Linus Galleries, Painting Gallery LA
2014 Artist Interview Series
Erik Kaye
Linus Galleries, a fine art gallery based out of Los Angeles, presents our sixth interview. The Artist Interview Series is a new blog featuring Linus artists from a variety of different practices and backgrounds. The blog aims to be an enjoyable read, sharing insight into the artist’s creative process and workspace, as well as their view of the world around us. This week we feature Erik Kaye and his watercolor fine art paintings.
1) Please tell us your name, artistic practice of choice, and location in the world.

I am Erik Kaye. I paint in watercolor, and although I’m an American from New Jersey and Oregon, I have lived outside of Tokyo, Japan since 1998.
2) Are you self taught or did you formally study art?
Although I studied art at the State University of New York and the Rhode Island School of Design, I still consider myself to be self-taught. I continue to work in the themes I did before going to art school, and I have built up on those themes.

3) This is a hard choice for many visual artists, but what is the first answer that comes to mind when you think of your favorite color?
It is true that I buy more tubes of cobalt, light-cobalt, turquoise, Davey’s grey and Chinese white than any other colors. I like colors that are fully saturated, with a little grey or brown in them, in order to showcase the brighter colors.

4) What subject matter appears most in your artwork? What do you love about that subject? What do you dislike?
I have numerous themes I cycle around in; landscape which I usually render more realistically, portraits and figures which I like to work in Japanese brush, both black and in color, and purely abstract gestural work based on brushstroke and calligraphy. But I also cycle in natural objects often rendered as mandalas, I like to paint food, packaged fish, mandala sea-shells and vegetables. I love landscapes as I have an intuition of the geomantic character of the places that attract me. But they demand more of me, more time and accuracy than the other modes I work in.
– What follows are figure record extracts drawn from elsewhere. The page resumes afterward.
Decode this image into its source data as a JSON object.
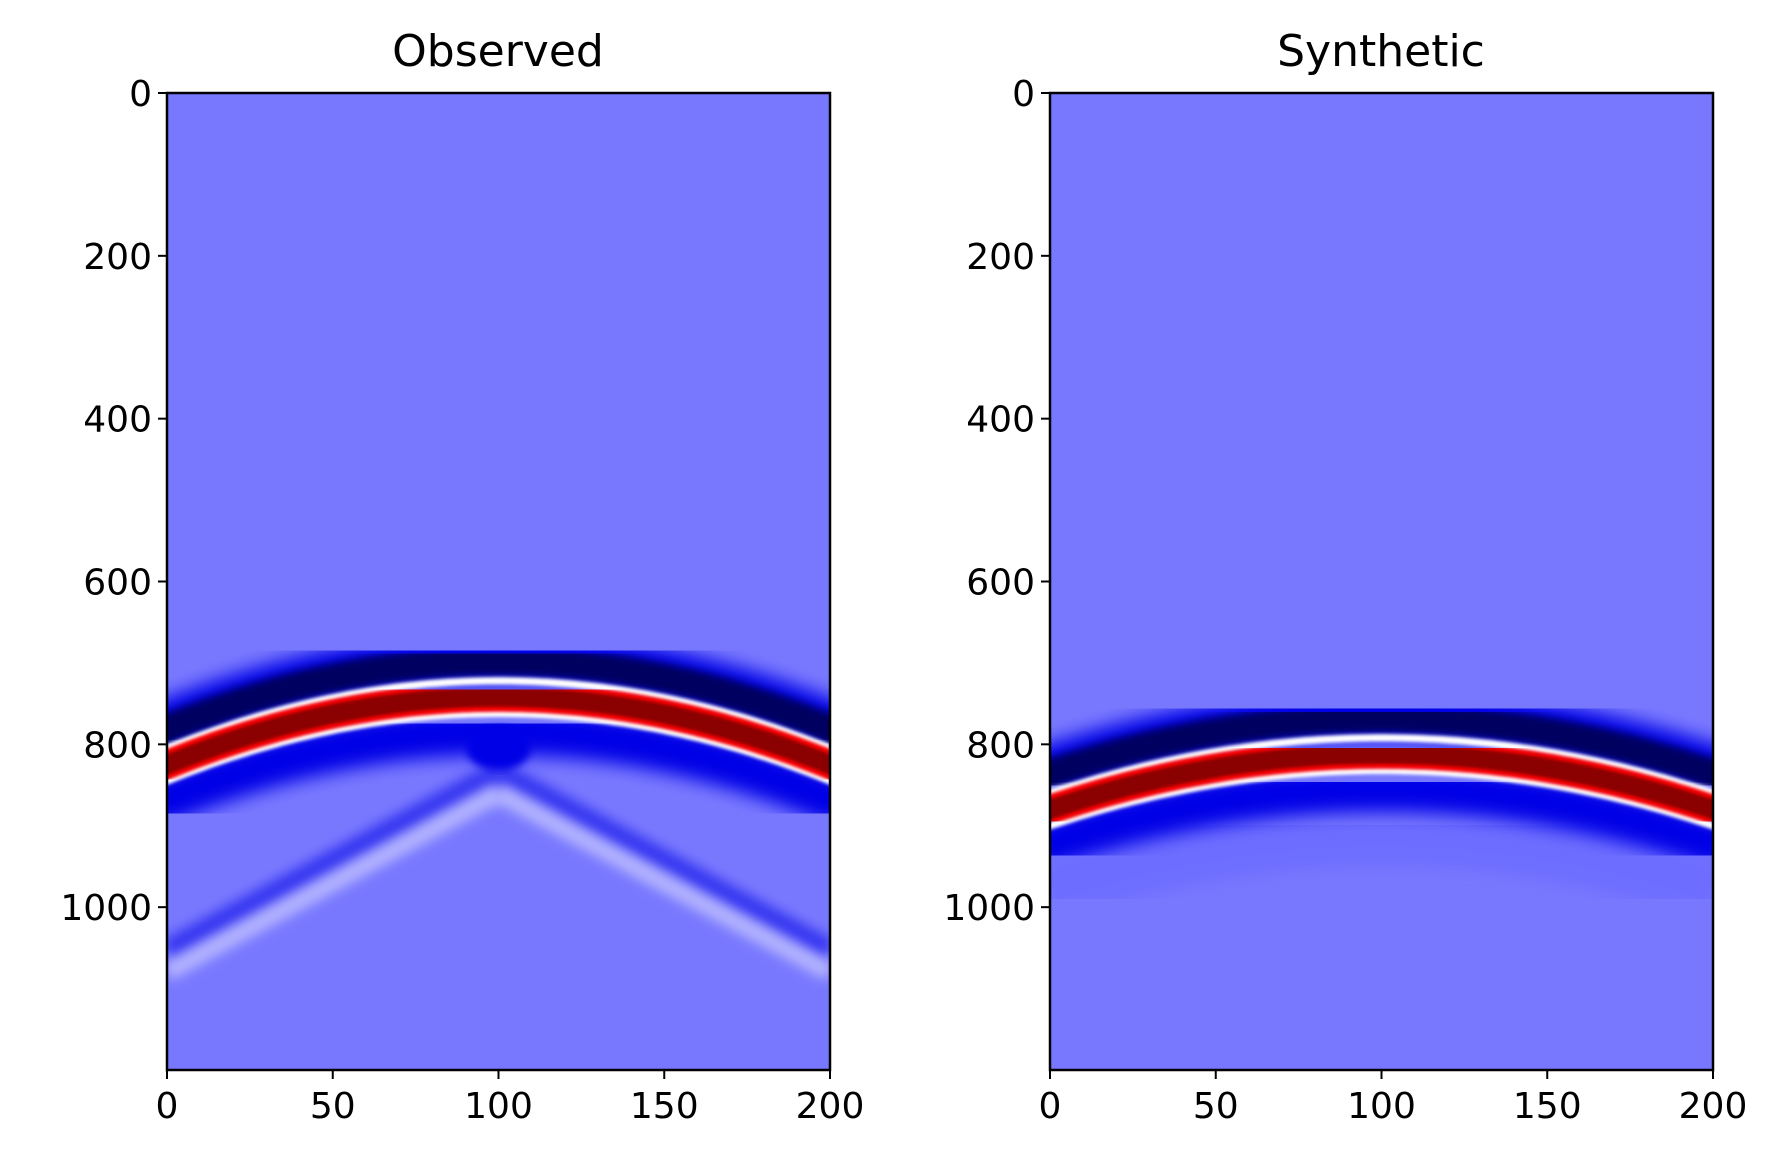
{
  "chart_data": [
    {
      "type": "heatmap",
      "title": "Observed",
      "xlabel": "",
      "ylabel": "",
      "xlim": [
        0,
        200
      ],
      "ylim": [
        1200,
        0
      ],
      "x_ticks": [
        0,
        50,
        100,
        150,
        200
      ],
      "y_ticks": [
        0,
        200,
        400,
        600,
        800,
        1000
      ],
      "colormap": "seismic",
      "colors": {
        "background": "#7878ff",
        "negative": "#000060",
        "negative_mid": "#0000e6",
        "positive": "#8b0000",
        "positive_mid": "#ff0000",
        "zero": "#ffffff"
      },
      "events": [
        {
          "name": "direct-wave",
          "apex_x": 100,
          "apex_time": 742,
          "edge_time": 825
        },
        {
          "name": "diffraction-left",
          "from": [
            0,
            1080
          ],
          "to": [
            100,
            860
          ]
        },
        {
          "name": "diffraction-right",
          "from": [
            100,
            860
          ],
          "to": [
            200,
            1080
          ]
        }
      ]
    },
    {
      "type": "heatmap",
      "title": "Synthetic",
      "xlabel": "",
      "ylabel": "",
      "xlim": [
        0,
        200
      ],
      "ylim": [
        1200,
        0
      ],
      "x_ticks": [
        0,
        50,
        100,
        150,
        200
      ],
      "y_ticks": [
        0,
        200,
        400,
        600,
        800,
        1000
      ],
      "colormap": "seismic",
      "colors": {
        "background": "#7878ff",
        "negative": "#000060",
        "negative_mid": "#0000e6",
        "positive": "#8b0000",
        "positive_mid": "#ff0000",
        "zero": "#ffffff"
      },
      "events": [
        {
          "name": "direct-wave",
          "apex_x": 100,
          "apex_time": 812,
          "edge_time": 880
        }
      ]
    }
  ]
}
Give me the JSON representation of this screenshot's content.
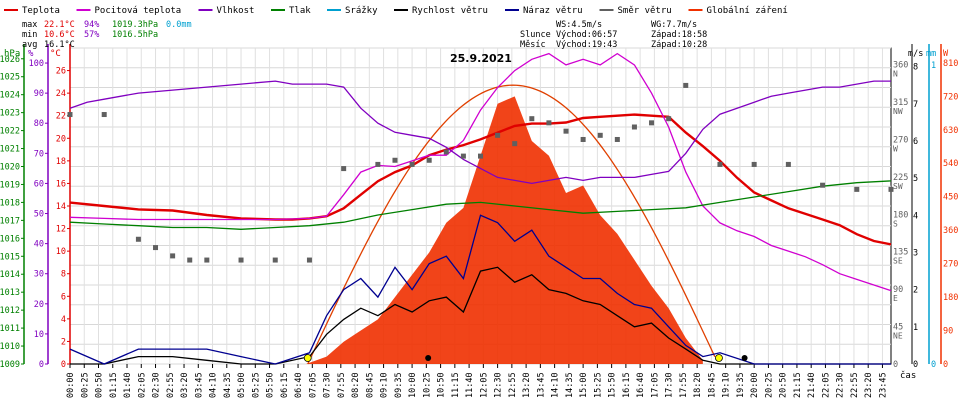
{
  "legend": [
    {
      "label": "Teplota",
      "color": "#e00000"
    },
    {
      "label": "Pocitová teplota",
      "color": "#d000d0"
    },
    {
      "label": "Vlhkost",
      "color": "#8000c0"
    },
    {
      "label": "Tlak",
      "color": "#008000"
    },
    {
      "label": "Srážky",
      "color": "#00a0d0"
    },
    {
      "label": "Rychlost větru",
      "color": "#000000"
    },
    {
      "label": "Náraz větru",
      "color": "#000090"
    },
    {
      "label": "Směr větru",
      "color": "#606060"
    },
    {
      "label": "Globální záření",
      "color": "#f03000"
    }
  ],
  "stats": {
    "max_label": "max",
    "max_temp": "22.1°C",
    "max_hum": "94%",
    "max_press": "1019.3hPa",
    "rain": "0.0mm",
    "min_label": "min",
    "min_temp": "10.6°C",
    "min_hum": "57%",
    "min_press": "1016.5hPa",
    "avg_label": "avg",
    "avg_temp": "16.1°C"
  },
  "wind_info": {
    "ws": "WS:4.5m/s",
    "wg": "WG:7.7m/s"
  },
  "sun_info": {
    "label": "Slunce",
    "rise": "Východ:06:57",
    "set": "Západ:18:58"
  },
  "moon_info": {
    "label": "Měsíc",
    "rise": "Východ:19:43",
    "set": "Západ:10:28"
  },
  "date": "25.9.2021",
  "xaxis_label": "čas",
  "axes": {
    "hpa": {
      "unit": "hPa",
      "ticks": [
        "1026",
        "1025",
        "1024",
        "1023",
        "1022",
        "1021",
        "1020",
        "1019",
        "1018",
        "1017",
        "1016",
        "1015",
        "1014",
        "1013",
        "1012",
        "1011",
        "1010",
        "1009"
      ],
      "color": "#008000"
    },
    "pct": {
      "unit": "%",
      "ticks": [
        "100",
        "90",
        "80",
        "70",
        "60",
        "50",
        "40",
        "30",
        "20",
        "10",
        "0"
      ],
      "color": "#8000c0"
    },
    "temp": {
      "unit": "°C",
      "ticks": [
        "26",
        "24",
        "22",
        "20",
        "18",
        "16",
        "14",
        "12",
        "10",
        "8",
        "6",
        "4",
        "2",
        "0"
      ],
      "color": "#e00000"
    },
    "dir": {
      "ticks": [
        "360",
        "315",
        "270",
        "225",
        "180",
        "135",
        "90",
        "45",
        "0"
      ],
      "labels": [
        "N",
        "NW",
        "W",
        "SW",
        "S",
        "SE",
        "E",
        "NE",
        ""
      ]
    },
    "ms": {
      "unit": "m/s",
      "ticks": [
        "8",
        "7",
        "6",
        "5",
        "4",
        "3",
        "2",
        "1",
        "0"
      ]
    },
    "mm": {
      "unit": "mm",
      "ticks": [
        "1",
        "0"
      ],
      "color": "#00a0d0"
    },
    "wm2": {
      "unit": "W",
      "ticks": [
        "810",
        "720",
        "630",
        "540",
        "450",
        "360",
        "270",
        "180",
        "90",
        "0"
      ],
      "color": "#f03000"
    }
  },
  "time_ticks": [
    "00:00",
    "00:25",
    "00:50",
    "01:15",
    "01:40",
    "02:05",
    "02:30",
    "02:55",
    "03:20",
    "03:45",
    "04:10",
    "04:35",
    "05:00",
    "05:25",
    "05:50",
    "06:15",
    "06:40",
    "07:05",
    "07:30",
    "07:55",
    "08:20",
    "08:45",
    "09:10",
    "09:35",
    "10:00",
    "10:25",
    "10:50",
    "11:15",
    "11:40",
    "12:05",
    "12:30",
    "12:55",
    "13:20",
    "13:45",
    "14:10",
    "14:35",
    "15:00",
    "15:25",
    "15:50",
    "16:15",
    "16:40",
    "17:05",
    "17:30",
    "17:55",
    "18:20",
    "18:45",
    "19:10",
    "19:35",
    "20:00",
    "20:25",
    "20:50",
    "21:15",
    "21:40",
    "22:05",
    "22:30",
    "22:55",
    "23:20",
    "23:45"
  ],
  "chart_data": {
    "type": "line",
    "x_unit": "hours",
    "series": [
      {
        "name": "Teplota",
        "axis": "temp",
        "color": "#e00000",
        "x": [
          0,
          1,
          2,
          3,
          4,
          5,
          6,
          6.5,
          7,
          7.5,
          8,
          8.5,
          9,
          9.5,
          10,
          10.5,
          11,
          11.5,
          12,
          12.5,
          13,
          13.5,
          14,
          14.5,
          15,
          15.5,
          16,
          16.5,
          17,
          17.5,
          18,
          18.5,
          19,
          19.5,
          20,
          20.5,
          21,
          21.5,
          22,
          22.5,
          23,
          23.5,
          24
        ],
        "y": [
          14.3,
          14,
          13.7,
          13.6,
          13.2,
          12.9,
          12.8,
          12.8,
          12.9,
          13.1,
          13.8,
          15,
          16.2,
          17,
          17.6,
          18.5,
          19,
          19.4,
          19.9,
          20.5,
          21.1,
          21.3,
          21.3,
          21.4,
          21.8,
          21.9,
          22,
          22.1,
          22,
          21.9,
          20.5,
          19.3,
          18,
          16.5,
          15.2,
          14.5,
          13.8,
          13.3,
          12.8,
          12.3,
          11.5,
          10.9,
          10.6
        ]
      },
      {
        "name": "Pocitová teplota",
        "axis": "temp",
        "color": "#d000d0",
        "x": [
          0,
          1,
          2,
          3,
          4,
          5,
          6,
          7,
          7.5,
          8,
          8.5,
          9,
          9.5,
          10,
          10.5,
          11,
          11.5,
          12,
          12.5,
          13,
          13.5,
          14,
          14.5,
          15,
          15.5,
          16,
          16.5,
          17,
          17.5,
          18,
          18.5,
          19,
          19.5,
          20,
          20.5,
          21,
          21.5,
          22,
          22.5,
          23,
          23.5,
          24
        ],
        "y": [
          13,
          12.9,
          12.8,
          12.8,
          12.8,
          12.8,
          12.8,
          12.9,
          13.1,
          15,
          17,
          17.6,
          17.5,
          18,
          18.5,
          18.5,
          19.8,
          22.5,
          24.5,
          26,
          27,
          27.5,
          26.5,
          27,
          26.5,
          27.5,
          26.5,
          24,
          21,
          17,
          14,
          12.5,
          11.8,
          11.3,
          10.5,
          10,
          9.5,
          8.8,
          8,
          7.5,
          7,
          6.5
        ]
      },
      {
        "name": "Vlhkost",
        "axis": "pct",
        "color": "#8000c0",
        "x": [
          0,
          0.5,
          1,
          2,
          3,
          4,
          5,
          6,
          6.5,
          7,
          7.5,
          8,
          8.5,
          9,
          9.5,
          10,
          10.5,
          11,
          11.5,
          12,
          12.5,
          13,
          13.5,
          14,
          14.5,
          15,
          15.5,
          16,
          16.5,
          17,
          17.5,
          18,
          18.5,
          19,
          19.5,
          20,
          20.5,
          21,
          21.5,
          22,
          22.5,
          23,
          23.5,
          24
        ],
        "y": [
          85,
          87,
          88,
          90,
          91,
          92,
          93,
          94,
          93,
          93,
          93,
          92,
          85,
          80,
          77,
          76,
          75,
          72,
          68,
          65,
          62,
          61,
          60,
          61,
          62,
          61,
          62,
          62,
          62,
          63,
          64,
          70,
          78,
          83,
          85,
          87,
          89,
          90,
          91,
          92,
          92,
          93,
          94,
          94
        ]
      },
      {
        "name": "Tlak",
        "axis": "hpa",
        "color": "#008000",
        "x": [
          0,
          1,
          2,
          3,
          4,
          5,
          6,
          7,
          8,
          9,
          10,
          11,
          12,
          13,
          14,
          15,
          16,
          17,
          18,
          19,
          20,
          21,
          22,
          23,
          24
        ],
        "y": [
          1016.9,
          1016.8,
          1016.7,
          1016.6,
          1016.6,
          1016.5,
          1016.6,
          1016.7,
          1016.9,
          1017.3,
          1017.6,
          1017.9,
          1018.0,
          1017.8,
          1017.6,
          1017.4,
          1017.5,
          1017.6,
          1017.7,
          1018.0,
          1018.3,
          1018.6,
          1018.9,
          1019.1,
          1019.2
        ]
      },
      {
        "name": "Rychlost větru",
        "axis": "ms",
        "color": "#000000",
        "x": [
          0,
          1,
          2,
          3,
          4,
          5,
          6,
          7,
          7.5,
          8,
          8.5,
          9,
          9.5,
          10,
          10.5,
          11,
          11.5,
          12,
          12.5,
          13,
          13.5,
          14,
          14.5,
          15,
          15.5,
          16,
          16.5,
          17,
          17.5,
          18,
          18.5,
          19,
          20,
          21,
          22,
          23,
          24
        ],
        "y": [
          0,
          0,
          0.2,
          0.2,
          0.1,
          0,
          0,
          0.2,
          0.8,
          1.2,
          1.5,
          1.3,
          1.6,
          1.4,
          1.7,
          1.8,
          1.4,
          2.5,
          2.6,
          2.2,
          2.4,
          2.0,
          1.9,
          1.7,
          1.6,
          1.3,
          1.0,
          1.1,
          0.7,
          0.4,
          0.1,
          0,
          0,
          0,
          0,
          0,
          0
        ]
      },
      {
        "name": "Náraz větru",
        "axis": "ms",
        "color": "#000090",
        "x": [
          0,
          1,
          2,
          3,
          4,
          5,
          6,
          7,
          7.5,
          8,
          8.5,
          9,
          9.5,
          10,
          10.5,
          11,
          11.5,
          12,
          12.5,
          13,
          13.5,
          14,
          14.5,
          15,
          15.5,
          16,
          16.5,
          17,
          17.5,
          18,
          18.5,
          19,
          20,
          21,
          22,
          23,
          24
        ],
        "y": [
          0.4,
          0,
          0.4,
          0.4,
          0.4,
          0.2,
          0,
          0.3,
          1.3,
          2.0,
          2.3,
          1.8,
          2.6,
          2.0,
          2.7,
          2.9,
          2.3,
          4.0,
          3.8,
          3.3,
          3.6,
          2.9,
          2.6,
          2.3,
          2.3,
          1.9,
          1.6,
          1.5,
          1.0,
          0.5,
          0.2,
          0.3,
          0,
          0,
          0,
          0,
          0
        ]
      },
      {
        "name": "Globální záření",
        "axis": "wm2",
        "color": "#f03000",
        "x": [
          6.9,
          7.5,
          8,
          8.5,
          9,
          9.5,
          10,
          10.5,
          11,
          11.5,
          12,
          12.5,
          13,
          13.5,
          14,
          14.5,
          15,
          15.5,
          16,
          16.5,
          17,
          17.5,
          18,
          18.5
        ],
        "y": [
          0,
          20,
          60,
          90,
          120,
          180,
          240,
          300,
          380,
          420,
          560,
          700,
          720,
          600,
          560,
          460,
          480,
          400,
          350,
          280,
          210,
          150,
          70,
          10
        ]
      },
      {
        "name": "Směr větru",
        "axis": "dir",
        "color": "#606060",
        "x": [
          0,
          1,
          2,
          2.5,
          3,
          3.5,
          4,
          5,
          6,
          7,
          8,
          9,
          9.5,
          10,
          10.5,
          11,
          11.5,
          12,
          12.5,
          13,
          13.5,
          14,
          14.5,
          15,
          15.5,
          16,
          16.5,
          17,
          17.5,
          18,
          19,
          20,
          21,
          22,
          23,
          24
        ],
        "y": [
          300,
          300,
          150,
          140,
          130,
          125,
          125,
          125,
          125,
          125,
          235,
          240,
          245,
          240,
          245,
          255,
          250,
          250,
          275,
          265,
          295,
          290,
          280,
          270,
          275,
          270,
          285,
          290,
          295,
          335,
          240,
          240,
          240,
          215,
          210,
          210
        ]
      }
    ],
    "ylim": {
      "temp": [
        0,
        28
      ],
      "pct": [
        0,
        105
      ],
      "hpa": [
        1009,
        1026.6
      ],
      "ms": [
        0,
        8.5
      ],
      "wm2": [
        0,
        850
      ],
      "dir": [
        0,
        380
      ]
    },
    "xlim": [
      0,
      24
    ]
  }
}
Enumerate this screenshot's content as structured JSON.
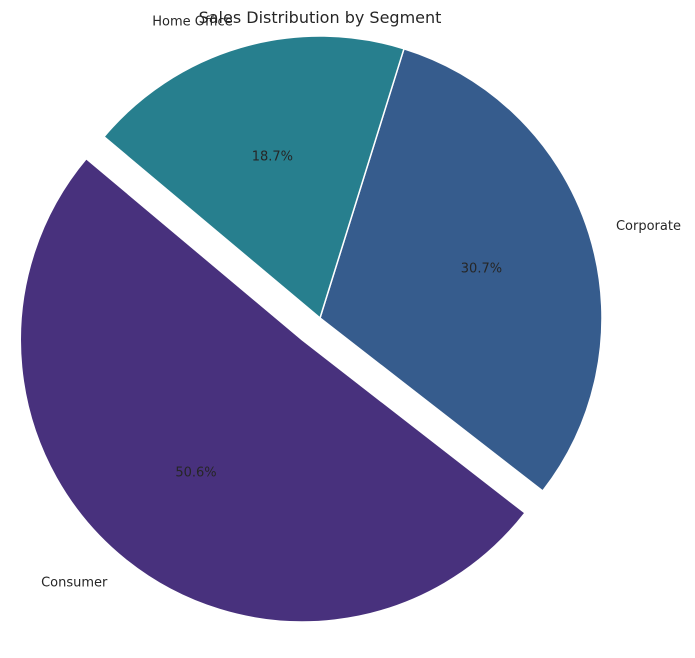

5) What is difficult for you about your chosen medium?
Watercolor demands great focus to be both spontaneous and controlled, but it is very satisfying to balance these two characteristics, or at least try to. Blending and grading colors wet is always challenging but great fun. Watercolors are more exciting for me than oils or acrylics because the colors are more light and bright and true.
6) Do you have any secret talents or party tricks unrelated to your art making?
I sing well, I like karaoke, I write poetry (and have been published), I know thousands of songs.
7) Which describes you: Beach, Forest, Desert, Field, or City?
I’m an oasis in the desert. Around me parched frontier; if you enter my gates I am lush, exotic, mysterious, abundant. But if you see me, be skeptical, you might be seeing a mirage. I’m hard to find.
8) What musical artist/band are you currently listening to when you are creating?
I always listen to Yes, Frank Zappa, Mahavishnu, Krishna Das, Return to Forever; the classics. Contemporary doesn’t do much for me but I like Indie stuff when I hear it, like post Chemical Brothers or trance. I challenge one and all to introduce me to something that grabs me.

9 What do you think the future of your medium will look like for other artists or as a whole?
We are entering into a time of deep transformation. Surviving it will depend on accepting that Gaia changes; it will depend on cooperating together to share and transform resources rather than fighting for them. Artists do better in smaller micro-economies than in macro ones; in communities that are small enough to wrap our minds around, and our hearts. Availability of resources will always change and we may not always be able to buy Winsor Newtons or even Fig Newtons. We may have to go back to making our own pigments and paper. Internet technology is already being limited, and will probably be determined by income disparity as it evolves. But when we lose one medium, another will appear in its place.

10) Any parting advice for budding artists?
Hell no!
Wait, yeah! We are all interconnected and equally divine. Share the commons and spread the wealth. Never be too sure that your choices aren’t effecting others, both positively and negatively. Apply art and creativity to sustainable economy, not zero-sum or I-win-somebody-else-loses economy. Don’t be afraid to journey inside yourself. Money is not the determiner of success.